EU research funds should go to venture capital firms, not companies

13 Mar 2014 | Viewpoint

Venture capitalists should be in charge of picking technology winners, not civil servants, says Risto Siilasmaa, Chairman and interim CEO of Nokia


“Governments should not be passing funding to companies – governments should be sending money to venture capital firms. There needs to be an entrepreneurial stake in investment.”

This was the message from Risto Siilasmaa, Chairman and interim CEO of Nokia, as he called for a greater push towards public-private partnering in Europe at the European Union’s Innovation Convention in Brussels this week.

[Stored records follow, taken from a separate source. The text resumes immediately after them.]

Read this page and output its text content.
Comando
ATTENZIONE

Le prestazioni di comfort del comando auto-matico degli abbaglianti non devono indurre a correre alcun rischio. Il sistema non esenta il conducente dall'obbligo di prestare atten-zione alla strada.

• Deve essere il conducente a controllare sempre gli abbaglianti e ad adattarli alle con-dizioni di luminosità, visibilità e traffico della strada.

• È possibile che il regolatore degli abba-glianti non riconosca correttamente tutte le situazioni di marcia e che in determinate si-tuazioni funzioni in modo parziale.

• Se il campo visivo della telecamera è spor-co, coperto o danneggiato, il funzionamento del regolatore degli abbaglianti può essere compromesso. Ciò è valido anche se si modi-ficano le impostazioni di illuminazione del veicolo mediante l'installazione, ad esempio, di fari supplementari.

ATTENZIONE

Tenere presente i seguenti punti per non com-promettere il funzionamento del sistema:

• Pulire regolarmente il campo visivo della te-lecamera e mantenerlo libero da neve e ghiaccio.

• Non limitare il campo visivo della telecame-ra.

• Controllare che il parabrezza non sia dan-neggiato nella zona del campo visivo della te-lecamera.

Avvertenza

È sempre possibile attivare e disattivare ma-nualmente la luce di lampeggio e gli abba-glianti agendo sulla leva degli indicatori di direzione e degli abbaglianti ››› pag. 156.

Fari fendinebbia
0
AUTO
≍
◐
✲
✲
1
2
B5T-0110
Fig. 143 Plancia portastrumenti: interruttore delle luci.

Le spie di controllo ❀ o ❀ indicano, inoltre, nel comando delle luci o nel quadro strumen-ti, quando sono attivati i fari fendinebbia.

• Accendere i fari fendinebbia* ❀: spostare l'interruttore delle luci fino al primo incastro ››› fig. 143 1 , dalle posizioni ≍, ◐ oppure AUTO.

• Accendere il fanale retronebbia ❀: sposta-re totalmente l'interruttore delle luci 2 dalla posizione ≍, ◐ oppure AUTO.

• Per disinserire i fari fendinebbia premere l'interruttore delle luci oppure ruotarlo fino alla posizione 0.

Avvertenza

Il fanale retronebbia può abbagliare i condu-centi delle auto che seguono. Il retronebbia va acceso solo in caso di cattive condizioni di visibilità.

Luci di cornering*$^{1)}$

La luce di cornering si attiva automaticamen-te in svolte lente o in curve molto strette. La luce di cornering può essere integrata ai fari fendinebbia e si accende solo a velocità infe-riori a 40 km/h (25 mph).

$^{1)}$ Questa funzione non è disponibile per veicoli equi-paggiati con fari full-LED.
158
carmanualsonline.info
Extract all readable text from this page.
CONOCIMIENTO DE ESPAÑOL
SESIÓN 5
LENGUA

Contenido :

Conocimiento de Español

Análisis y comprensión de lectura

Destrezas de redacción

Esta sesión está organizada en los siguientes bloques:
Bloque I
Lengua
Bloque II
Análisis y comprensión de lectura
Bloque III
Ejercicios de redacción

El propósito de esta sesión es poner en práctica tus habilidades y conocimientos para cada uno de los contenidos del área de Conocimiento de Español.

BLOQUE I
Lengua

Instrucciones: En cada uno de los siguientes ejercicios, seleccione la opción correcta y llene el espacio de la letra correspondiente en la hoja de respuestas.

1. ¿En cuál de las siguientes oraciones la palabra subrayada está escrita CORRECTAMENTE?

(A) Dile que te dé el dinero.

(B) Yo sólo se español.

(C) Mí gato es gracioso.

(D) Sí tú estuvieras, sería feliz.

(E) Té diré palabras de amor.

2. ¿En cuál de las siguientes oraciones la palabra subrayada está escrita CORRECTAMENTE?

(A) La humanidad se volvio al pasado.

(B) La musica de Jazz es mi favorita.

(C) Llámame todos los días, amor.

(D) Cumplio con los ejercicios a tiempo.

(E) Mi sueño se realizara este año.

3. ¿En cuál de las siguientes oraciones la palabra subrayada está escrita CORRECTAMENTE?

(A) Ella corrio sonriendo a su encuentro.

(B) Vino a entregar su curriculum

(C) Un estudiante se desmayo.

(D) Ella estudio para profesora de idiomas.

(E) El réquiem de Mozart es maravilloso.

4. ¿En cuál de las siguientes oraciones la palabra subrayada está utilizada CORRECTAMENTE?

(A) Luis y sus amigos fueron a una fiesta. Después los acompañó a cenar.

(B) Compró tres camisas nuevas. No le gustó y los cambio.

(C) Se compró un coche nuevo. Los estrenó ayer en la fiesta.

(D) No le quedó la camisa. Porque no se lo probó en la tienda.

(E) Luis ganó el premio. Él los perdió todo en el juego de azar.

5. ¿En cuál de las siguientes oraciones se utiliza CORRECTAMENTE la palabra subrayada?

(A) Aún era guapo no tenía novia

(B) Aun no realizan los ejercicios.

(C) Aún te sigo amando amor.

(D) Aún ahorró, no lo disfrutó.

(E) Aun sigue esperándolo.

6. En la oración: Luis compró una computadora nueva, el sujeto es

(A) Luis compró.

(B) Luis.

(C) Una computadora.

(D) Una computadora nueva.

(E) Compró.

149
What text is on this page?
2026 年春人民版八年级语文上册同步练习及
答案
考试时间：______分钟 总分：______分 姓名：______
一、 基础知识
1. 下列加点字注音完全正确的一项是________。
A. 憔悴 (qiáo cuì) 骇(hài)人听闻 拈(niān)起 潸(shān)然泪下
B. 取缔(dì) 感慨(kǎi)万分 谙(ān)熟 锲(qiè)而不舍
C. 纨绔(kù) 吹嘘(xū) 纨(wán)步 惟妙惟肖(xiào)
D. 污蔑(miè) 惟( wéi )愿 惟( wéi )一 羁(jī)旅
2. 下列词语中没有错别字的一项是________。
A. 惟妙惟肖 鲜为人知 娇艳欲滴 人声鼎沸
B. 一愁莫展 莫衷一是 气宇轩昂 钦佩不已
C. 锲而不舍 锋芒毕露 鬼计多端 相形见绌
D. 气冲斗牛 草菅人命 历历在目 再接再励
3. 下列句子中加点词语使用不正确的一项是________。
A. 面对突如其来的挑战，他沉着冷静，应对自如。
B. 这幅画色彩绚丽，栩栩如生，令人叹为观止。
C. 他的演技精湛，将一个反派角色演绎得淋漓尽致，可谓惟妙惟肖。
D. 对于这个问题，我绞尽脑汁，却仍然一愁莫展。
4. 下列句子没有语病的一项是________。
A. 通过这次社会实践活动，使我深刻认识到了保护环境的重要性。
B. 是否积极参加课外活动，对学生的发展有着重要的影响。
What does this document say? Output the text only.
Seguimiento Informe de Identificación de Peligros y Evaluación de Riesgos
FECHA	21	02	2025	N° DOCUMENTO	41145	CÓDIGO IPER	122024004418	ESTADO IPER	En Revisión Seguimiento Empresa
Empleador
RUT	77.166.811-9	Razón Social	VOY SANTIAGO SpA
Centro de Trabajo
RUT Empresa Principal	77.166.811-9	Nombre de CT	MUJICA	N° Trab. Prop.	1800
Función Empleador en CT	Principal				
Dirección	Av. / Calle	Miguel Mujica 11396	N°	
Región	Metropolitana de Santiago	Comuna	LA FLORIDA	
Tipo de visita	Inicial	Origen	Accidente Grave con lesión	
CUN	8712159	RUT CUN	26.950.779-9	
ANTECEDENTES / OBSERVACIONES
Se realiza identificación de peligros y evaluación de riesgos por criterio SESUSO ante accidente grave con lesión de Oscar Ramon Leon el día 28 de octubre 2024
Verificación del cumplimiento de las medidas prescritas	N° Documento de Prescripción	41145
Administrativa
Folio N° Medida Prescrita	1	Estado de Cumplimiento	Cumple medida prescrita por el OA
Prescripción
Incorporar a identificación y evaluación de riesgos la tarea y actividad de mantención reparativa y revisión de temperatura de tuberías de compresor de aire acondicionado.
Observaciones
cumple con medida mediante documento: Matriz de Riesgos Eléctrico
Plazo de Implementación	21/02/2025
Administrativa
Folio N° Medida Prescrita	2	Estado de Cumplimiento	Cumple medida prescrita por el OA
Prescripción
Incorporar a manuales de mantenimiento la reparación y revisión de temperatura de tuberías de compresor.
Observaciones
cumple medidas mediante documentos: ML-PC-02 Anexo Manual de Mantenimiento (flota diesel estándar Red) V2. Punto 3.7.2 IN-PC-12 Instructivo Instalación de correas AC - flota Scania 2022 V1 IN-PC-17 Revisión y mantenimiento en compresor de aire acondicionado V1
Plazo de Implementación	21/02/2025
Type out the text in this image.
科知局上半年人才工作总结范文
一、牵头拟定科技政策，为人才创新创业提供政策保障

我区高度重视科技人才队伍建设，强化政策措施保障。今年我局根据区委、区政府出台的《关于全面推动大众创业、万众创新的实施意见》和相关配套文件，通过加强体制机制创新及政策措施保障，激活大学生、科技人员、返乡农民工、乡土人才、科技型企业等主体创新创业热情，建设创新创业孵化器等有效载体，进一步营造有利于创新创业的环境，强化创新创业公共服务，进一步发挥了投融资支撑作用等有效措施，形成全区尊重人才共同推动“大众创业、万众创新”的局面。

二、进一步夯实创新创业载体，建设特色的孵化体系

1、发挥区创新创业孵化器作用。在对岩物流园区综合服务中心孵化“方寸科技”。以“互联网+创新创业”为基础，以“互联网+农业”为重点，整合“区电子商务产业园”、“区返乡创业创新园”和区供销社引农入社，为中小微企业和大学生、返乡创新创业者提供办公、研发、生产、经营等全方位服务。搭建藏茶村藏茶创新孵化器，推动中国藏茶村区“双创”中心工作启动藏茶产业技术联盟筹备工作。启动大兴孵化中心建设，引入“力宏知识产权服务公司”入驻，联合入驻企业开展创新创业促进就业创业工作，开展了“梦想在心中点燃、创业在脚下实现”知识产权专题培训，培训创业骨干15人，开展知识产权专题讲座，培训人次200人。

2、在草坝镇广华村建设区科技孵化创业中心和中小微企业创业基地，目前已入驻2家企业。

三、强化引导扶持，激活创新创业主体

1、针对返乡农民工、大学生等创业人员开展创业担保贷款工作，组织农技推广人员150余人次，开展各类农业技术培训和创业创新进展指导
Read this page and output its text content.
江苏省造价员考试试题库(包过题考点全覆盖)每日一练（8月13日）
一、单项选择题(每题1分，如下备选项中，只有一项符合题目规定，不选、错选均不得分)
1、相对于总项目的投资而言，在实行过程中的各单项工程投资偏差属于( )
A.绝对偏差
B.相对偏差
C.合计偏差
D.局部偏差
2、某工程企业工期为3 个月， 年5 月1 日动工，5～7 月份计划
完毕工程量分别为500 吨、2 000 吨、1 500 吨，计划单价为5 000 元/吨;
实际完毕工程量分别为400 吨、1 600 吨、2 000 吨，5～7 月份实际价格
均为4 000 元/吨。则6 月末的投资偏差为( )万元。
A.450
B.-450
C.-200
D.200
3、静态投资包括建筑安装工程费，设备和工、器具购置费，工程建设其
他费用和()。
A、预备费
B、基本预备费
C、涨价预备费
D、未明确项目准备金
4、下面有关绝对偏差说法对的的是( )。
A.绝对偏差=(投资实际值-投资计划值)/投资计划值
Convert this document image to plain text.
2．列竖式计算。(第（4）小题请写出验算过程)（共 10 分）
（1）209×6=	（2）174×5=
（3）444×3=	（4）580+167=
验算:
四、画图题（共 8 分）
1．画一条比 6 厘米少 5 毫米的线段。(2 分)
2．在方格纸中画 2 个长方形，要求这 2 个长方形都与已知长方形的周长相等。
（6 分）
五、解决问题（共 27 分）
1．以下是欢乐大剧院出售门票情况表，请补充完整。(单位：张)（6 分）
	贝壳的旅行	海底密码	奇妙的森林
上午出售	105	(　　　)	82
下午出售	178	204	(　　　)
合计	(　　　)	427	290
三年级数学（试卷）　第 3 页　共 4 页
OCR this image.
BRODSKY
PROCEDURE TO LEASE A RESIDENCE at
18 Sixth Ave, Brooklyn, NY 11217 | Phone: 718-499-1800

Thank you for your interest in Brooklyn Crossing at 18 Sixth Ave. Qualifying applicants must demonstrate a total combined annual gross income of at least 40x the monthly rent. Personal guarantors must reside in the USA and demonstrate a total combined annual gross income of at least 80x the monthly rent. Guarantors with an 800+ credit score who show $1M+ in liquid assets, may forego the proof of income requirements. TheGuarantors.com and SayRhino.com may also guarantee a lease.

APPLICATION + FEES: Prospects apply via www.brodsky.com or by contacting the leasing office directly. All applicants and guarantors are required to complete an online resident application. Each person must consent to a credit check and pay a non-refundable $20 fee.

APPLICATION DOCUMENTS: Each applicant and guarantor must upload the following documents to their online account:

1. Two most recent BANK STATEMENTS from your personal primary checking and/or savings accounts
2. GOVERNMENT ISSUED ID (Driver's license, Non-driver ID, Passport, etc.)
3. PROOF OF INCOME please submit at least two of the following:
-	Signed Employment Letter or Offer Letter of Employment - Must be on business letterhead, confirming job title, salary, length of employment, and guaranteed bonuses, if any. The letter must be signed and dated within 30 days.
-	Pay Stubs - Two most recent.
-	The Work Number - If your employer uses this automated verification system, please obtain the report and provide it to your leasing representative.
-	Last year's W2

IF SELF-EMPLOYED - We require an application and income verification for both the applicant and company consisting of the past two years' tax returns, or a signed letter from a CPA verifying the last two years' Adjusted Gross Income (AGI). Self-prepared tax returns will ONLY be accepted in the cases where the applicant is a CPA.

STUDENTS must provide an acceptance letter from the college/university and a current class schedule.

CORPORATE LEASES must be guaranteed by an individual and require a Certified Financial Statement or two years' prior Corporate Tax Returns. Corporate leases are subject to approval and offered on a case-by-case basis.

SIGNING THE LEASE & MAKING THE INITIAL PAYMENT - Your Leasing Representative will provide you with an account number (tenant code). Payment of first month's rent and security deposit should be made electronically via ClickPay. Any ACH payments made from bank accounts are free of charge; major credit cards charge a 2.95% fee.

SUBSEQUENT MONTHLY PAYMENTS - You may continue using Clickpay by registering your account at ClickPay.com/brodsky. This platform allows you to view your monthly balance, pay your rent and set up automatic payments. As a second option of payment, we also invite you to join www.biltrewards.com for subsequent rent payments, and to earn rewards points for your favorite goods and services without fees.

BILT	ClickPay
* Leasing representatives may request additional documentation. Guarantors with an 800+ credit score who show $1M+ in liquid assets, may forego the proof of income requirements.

Siilasmaa, a business angel and entrepreneur who has invested in some 40 technology startups, said that Europe is doing too much at government and civil service level.

While public funding is essential as a catalyst, civil servants aren’t as adept as venture capitalists when it comes to picking winners, he says. Venture capital firms should be competing among themselves for EU funding, as route to ensuring the quality of the start-ups that get public funding.

Pick the team, not the idea

When asked how to pick winners, Siilasmaa said, “It’s best to pick the team over the idea.”  If the idea is not great, the right team will be capable of getting more out of it.

Siilasmaa also called for a lifting of the legislative burden the EU inflicts on companies. “In Finland, there are 182,000 pages of EU regulation,” he noted, and the Parliament and the Commission are continuing to churn out more. “Who can read all of that, let alone understand everything?” Siilasmaa asked.

Europe also needs action to make sure it does not fall behind in the global innovation rankings. Becoming, “an outdoor museum for Chinese tourists,” was a scenario no one wants to envisage, he said.

Having a long-term vision also counts, and helps create a different perspective. For example, Masayoshi Son, the founder of the mobile phone services specialist Softbank, recently laid out a 300-year strategy for his company. “When you look far enough ahead, the everyday pains of today become pretty meaningless,” Siilasmaa said.

Nokia’s slide in the phone market

Siilasmaa also dispensed advice for companies in a later phase of the business cycle. Nokia, once the undisputed leader of the mobile market, has suffered a profound fall from pole position. Last year, its mobile phone division was sold to Microsoft.

“The world changed a lot around Nokia. Hardware used to be everything. Nokia did the right thing for too long,” he said. “With hardware, you were the king, the software maker was not even a prince.”

Now, however, the hardware is now commoditised and the software platform is the starting point for phone manufacturers, Siilasmaa observed.

It’s hard to see the signs of a failing enterprise. At the beginning of Nokia’s slump, “Revenue was going well even though competitiveness was slipping,” said Siilasmaa.

The answer to this form of blindness? “You need to be most paranoid when you’re doing well.”